The $20,000 figure also deserves some context. That number covers only API token costs and excludes the billions spent training the model, the human labor Carlini invested in building the scaffolding, and the decades of work by compiler engineers who created the test suites and reference implementations that made the project possible.

And that scaffolding was not trivial, which makes any claim of “autonomous” work on the C compiler among the AI agents dubious. While the headline result is a compiler written without human pair-programming, much of the real work that made the project function involved designing the environment around the AI model agents rather than writing compiler code directly. Carlini spent considerable effort building test harnesses, continuous integration pipelines, and feedback systems tuned for the specific ways language models fail.

He found, for example, that verbose test output polluted the model’s context window, causing it to lose track of what it was doing. To address this, Carlini designed test runners that printed only a few summary lines and logged details to separate files.

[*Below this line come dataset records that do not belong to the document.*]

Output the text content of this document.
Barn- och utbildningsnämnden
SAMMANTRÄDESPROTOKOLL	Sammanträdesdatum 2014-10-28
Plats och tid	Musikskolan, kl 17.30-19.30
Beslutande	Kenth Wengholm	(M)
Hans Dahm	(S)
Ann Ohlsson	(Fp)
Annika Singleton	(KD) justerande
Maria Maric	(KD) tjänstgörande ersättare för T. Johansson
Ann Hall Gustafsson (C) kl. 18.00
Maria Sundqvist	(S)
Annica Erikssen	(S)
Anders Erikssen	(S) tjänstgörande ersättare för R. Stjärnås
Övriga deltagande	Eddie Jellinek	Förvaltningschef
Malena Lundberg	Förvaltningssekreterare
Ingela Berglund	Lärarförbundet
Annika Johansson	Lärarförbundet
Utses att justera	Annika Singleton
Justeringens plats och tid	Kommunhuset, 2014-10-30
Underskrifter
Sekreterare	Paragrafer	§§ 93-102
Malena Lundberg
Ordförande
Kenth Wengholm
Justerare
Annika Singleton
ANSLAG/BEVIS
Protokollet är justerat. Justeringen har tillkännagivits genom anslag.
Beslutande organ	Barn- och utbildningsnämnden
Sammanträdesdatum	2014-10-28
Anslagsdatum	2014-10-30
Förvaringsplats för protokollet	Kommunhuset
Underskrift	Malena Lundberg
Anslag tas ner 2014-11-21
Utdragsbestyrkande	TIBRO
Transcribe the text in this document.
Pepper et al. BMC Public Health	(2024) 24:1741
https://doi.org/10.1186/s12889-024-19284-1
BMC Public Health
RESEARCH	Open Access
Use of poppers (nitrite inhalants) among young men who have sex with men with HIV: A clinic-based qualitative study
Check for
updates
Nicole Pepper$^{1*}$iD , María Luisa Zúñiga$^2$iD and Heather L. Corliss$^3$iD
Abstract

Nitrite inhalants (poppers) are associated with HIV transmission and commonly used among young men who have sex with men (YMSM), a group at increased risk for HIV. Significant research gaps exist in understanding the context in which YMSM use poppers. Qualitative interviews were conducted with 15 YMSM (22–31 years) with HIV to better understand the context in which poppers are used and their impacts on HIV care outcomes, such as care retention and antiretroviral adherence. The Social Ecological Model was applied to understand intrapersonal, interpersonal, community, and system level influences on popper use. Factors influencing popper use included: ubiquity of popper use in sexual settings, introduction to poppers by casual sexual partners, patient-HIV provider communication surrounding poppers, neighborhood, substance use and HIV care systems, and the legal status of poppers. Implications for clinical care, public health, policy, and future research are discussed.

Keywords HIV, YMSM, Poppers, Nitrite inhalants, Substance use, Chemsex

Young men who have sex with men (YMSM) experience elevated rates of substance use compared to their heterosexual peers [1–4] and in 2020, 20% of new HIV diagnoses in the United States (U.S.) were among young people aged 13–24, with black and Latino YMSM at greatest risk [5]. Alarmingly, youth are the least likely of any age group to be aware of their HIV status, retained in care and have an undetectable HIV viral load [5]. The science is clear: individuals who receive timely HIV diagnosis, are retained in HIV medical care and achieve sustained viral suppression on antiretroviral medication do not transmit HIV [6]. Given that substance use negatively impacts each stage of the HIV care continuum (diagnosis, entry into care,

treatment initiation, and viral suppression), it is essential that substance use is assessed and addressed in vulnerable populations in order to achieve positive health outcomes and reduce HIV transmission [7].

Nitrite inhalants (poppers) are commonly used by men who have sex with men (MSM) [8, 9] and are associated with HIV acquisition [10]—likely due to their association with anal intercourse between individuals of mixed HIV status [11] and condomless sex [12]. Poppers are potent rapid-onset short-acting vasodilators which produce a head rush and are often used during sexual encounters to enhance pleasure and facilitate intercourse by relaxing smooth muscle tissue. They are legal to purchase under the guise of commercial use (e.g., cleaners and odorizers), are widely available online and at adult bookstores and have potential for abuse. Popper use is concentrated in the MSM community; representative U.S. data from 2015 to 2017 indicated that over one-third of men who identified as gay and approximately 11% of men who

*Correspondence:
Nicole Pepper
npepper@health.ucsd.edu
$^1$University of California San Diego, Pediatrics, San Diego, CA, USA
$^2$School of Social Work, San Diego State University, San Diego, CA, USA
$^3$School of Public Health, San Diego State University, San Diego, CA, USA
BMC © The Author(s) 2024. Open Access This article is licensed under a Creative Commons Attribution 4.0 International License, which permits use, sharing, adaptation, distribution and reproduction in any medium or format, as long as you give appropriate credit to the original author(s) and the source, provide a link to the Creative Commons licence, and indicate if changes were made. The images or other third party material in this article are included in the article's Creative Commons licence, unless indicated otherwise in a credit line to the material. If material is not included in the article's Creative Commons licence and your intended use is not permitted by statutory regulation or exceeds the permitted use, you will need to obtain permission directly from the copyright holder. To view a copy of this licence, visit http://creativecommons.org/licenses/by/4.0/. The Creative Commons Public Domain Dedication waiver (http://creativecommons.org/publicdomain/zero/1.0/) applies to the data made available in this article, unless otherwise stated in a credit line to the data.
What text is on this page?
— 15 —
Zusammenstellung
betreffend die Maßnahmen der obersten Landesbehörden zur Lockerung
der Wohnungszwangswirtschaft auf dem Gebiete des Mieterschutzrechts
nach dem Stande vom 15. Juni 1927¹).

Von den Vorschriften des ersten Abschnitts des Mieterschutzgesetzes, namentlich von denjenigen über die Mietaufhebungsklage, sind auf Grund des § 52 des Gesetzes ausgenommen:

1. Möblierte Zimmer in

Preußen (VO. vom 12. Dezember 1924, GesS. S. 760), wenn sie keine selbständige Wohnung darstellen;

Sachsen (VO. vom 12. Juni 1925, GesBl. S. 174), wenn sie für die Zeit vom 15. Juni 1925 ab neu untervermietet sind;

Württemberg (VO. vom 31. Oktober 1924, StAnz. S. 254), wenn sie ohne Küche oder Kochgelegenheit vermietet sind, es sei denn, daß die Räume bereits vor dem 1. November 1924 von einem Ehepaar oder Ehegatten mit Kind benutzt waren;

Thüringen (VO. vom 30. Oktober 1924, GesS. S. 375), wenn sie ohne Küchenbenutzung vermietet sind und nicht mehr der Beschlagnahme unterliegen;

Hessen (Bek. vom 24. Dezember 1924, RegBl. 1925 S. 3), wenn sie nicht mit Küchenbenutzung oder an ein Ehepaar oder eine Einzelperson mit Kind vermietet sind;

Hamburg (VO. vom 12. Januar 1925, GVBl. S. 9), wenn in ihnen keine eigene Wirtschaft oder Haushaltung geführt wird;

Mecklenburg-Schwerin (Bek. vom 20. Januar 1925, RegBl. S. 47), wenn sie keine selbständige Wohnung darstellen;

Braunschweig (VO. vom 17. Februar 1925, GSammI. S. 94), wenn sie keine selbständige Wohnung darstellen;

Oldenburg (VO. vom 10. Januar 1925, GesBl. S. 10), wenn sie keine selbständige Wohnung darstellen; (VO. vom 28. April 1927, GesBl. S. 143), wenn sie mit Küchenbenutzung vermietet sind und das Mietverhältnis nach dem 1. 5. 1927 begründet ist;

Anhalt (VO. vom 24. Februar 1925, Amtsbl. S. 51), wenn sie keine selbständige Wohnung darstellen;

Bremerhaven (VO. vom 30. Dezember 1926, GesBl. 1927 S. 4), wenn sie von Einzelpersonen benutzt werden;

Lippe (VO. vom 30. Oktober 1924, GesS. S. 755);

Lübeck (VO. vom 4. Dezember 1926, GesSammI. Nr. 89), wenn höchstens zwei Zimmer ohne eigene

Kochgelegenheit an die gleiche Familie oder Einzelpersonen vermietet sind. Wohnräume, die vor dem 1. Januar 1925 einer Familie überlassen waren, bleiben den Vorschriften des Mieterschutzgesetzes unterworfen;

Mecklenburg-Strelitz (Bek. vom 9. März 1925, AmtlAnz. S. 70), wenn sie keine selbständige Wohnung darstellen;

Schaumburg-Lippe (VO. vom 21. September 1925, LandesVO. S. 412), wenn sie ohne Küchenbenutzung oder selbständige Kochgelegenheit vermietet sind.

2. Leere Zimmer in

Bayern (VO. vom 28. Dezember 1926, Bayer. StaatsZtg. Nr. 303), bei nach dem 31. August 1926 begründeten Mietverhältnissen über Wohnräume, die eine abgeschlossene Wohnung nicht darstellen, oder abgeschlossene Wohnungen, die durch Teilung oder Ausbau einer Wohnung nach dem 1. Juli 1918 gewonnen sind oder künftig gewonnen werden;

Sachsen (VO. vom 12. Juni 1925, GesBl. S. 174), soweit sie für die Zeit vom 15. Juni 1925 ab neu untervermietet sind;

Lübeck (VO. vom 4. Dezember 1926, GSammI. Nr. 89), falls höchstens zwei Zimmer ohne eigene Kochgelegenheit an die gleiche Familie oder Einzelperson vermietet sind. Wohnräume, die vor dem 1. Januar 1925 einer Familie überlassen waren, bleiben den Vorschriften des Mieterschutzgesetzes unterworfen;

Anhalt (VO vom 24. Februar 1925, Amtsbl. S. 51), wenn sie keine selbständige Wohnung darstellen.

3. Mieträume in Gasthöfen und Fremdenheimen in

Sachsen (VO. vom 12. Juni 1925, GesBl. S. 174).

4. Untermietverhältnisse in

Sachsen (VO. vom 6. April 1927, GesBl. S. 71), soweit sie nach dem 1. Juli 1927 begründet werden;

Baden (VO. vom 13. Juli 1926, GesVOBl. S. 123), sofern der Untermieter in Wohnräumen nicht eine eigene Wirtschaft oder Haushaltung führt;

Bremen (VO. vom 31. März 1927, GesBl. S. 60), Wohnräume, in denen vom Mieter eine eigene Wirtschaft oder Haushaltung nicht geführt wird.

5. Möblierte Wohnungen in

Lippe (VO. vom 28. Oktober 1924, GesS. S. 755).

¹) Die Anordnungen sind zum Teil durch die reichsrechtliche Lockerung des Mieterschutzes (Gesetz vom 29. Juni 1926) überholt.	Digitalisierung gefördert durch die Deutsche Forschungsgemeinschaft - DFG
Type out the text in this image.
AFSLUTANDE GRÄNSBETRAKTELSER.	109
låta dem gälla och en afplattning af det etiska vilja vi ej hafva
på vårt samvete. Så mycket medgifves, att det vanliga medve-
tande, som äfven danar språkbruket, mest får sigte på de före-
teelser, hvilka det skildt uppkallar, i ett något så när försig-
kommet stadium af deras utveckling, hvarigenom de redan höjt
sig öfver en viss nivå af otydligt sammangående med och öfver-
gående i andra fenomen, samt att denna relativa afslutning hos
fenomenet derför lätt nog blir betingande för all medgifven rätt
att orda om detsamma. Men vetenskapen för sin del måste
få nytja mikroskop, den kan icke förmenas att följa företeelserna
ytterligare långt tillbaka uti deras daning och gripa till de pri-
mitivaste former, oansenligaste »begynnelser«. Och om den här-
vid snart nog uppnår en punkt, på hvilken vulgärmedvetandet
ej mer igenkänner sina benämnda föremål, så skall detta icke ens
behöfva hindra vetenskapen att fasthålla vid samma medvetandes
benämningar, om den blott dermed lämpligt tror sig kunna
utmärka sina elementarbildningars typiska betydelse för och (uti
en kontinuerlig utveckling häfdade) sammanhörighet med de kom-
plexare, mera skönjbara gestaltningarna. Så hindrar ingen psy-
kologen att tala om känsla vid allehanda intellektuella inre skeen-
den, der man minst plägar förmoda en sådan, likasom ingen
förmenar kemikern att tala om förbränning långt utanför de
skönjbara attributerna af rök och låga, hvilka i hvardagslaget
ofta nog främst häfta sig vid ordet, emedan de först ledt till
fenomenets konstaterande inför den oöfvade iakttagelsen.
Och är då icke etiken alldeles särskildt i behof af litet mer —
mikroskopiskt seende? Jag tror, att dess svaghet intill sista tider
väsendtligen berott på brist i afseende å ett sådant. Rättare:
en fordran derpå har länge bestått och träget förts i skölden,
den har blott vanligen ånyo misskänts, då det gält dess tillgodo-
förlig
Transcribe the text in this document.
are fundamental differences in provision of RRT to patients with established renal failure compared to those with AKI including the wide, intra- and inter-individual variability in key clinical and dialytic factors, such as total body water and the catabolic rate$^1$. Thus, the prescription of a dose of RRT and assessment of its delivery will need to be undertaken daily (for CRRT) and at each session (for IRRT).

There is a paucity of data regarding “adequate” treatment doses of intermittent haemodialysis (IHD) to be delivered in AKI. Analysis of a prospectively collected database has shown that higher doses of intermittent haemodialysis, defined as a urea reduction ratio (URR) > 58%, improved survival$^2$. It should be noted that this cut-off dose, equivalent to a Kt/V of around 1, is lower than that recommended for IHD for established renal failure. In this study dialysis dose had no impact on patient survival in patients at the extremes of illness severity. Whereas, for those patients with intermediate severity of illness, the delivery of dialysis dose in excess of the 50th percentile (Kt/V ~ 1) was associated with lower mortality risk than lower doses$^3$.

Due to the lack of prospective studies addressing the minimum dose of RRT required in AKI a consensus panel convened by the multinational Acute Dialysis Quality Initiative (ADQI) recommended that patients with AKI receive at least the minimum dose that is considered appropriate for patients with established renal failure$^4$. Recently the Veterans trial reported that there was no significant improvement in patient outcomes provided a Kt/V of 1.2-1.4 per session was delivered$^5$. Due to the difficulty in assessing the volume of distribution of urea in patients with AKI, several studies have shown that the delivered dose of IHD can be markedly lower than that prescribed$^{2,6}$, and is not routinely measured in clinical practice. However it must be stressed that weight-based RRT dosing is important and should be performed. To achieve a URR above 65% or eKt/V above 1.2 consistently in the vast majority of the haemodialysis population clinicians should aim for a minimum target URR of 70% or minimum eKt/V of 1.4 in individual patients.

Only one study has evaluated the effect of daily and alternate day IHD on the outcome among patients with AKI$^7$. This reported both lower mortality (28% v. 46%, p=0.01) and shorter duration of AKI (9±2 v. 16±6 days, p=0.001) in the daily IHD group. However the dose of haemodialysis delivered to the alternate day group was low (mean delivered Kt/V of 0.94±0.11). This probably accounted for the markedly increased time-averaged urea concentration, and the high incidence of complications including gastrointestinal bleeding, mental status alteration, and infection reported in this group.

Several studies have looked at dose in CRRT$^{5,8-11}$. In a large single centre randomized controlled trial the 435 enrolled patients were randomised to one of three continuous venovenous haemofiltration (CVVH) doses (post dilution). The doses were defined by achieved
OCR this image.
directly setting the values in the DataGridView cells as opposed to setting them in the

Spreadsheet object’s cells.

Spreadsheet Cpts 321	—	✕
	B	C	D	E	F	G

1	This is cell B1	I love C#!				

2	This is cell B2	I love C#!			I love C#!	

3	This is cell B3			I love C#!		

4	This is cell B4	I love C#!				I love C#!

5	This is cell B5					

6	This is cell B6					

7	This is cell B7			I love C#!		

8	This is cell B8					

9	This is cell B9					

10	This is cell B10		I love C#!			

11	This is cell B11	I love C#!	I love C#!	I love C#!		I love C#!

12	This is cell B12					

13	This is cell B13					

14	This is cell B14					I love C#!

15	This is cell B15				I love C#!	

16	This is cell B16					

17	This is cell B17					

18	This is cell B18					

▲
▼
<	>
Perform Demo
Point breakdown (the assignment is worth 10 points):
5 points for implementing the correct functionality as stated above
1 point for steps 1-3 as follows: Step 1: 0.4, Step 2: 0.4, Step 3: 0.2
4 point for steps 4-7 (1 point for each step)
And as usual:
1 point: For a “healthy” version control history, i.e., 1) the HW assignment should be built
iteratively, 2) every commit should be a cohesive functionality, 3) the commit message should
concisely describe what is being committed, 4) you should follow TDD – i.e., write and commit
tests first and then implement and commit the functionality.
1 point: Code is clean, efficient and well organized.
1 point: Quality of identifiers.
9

He also found that Claude has no sense of time and will spend hours running tests without making progress, so he built a fast mode that samples only 1 percent to 10 percent of test cases. When all 16 agents got stuck trying to fix the same Linux kernel bug simultaneously, he used GCC as a reference oracle, randomly compiling most kernel files with GCC and only a subset with Claude’s compiler, so each agent could work on different bugs in different files.

“Claude will work autonomously to solve whatever problem I give it,” Carlini wrote. “So it’s important that the task verifier is nearly perfect, otherwise Claude will solve the wrong problem.”

None of this should obscure what the project actually demonstrates. A year ago, no language model could have produced anything close to a functional multi-architecture compiler, even with this kind of babysitting and an unlimited budget. The methodology of parallel agents coordinating through Git with minimal human supervision is novel, and the engineering tricks Carlini developed to keep the agents productive (context-aware test output, time-boxing, the GCC oracle for parallelization) could potentially represent useful contributions to the wider use of agentic software development tools.

Carlini himself acknowledged feeling conflicted about his own results. “Building this compiler has been some of the most fun I’ve had recently, but I did not expect this to be anywhere near possible so early in 2026,” he wrote. He also raised concerns rooted in his previous career in penetration testing, noting that “the thought of programmers deploying software they’ve never personally verified is a real concern.”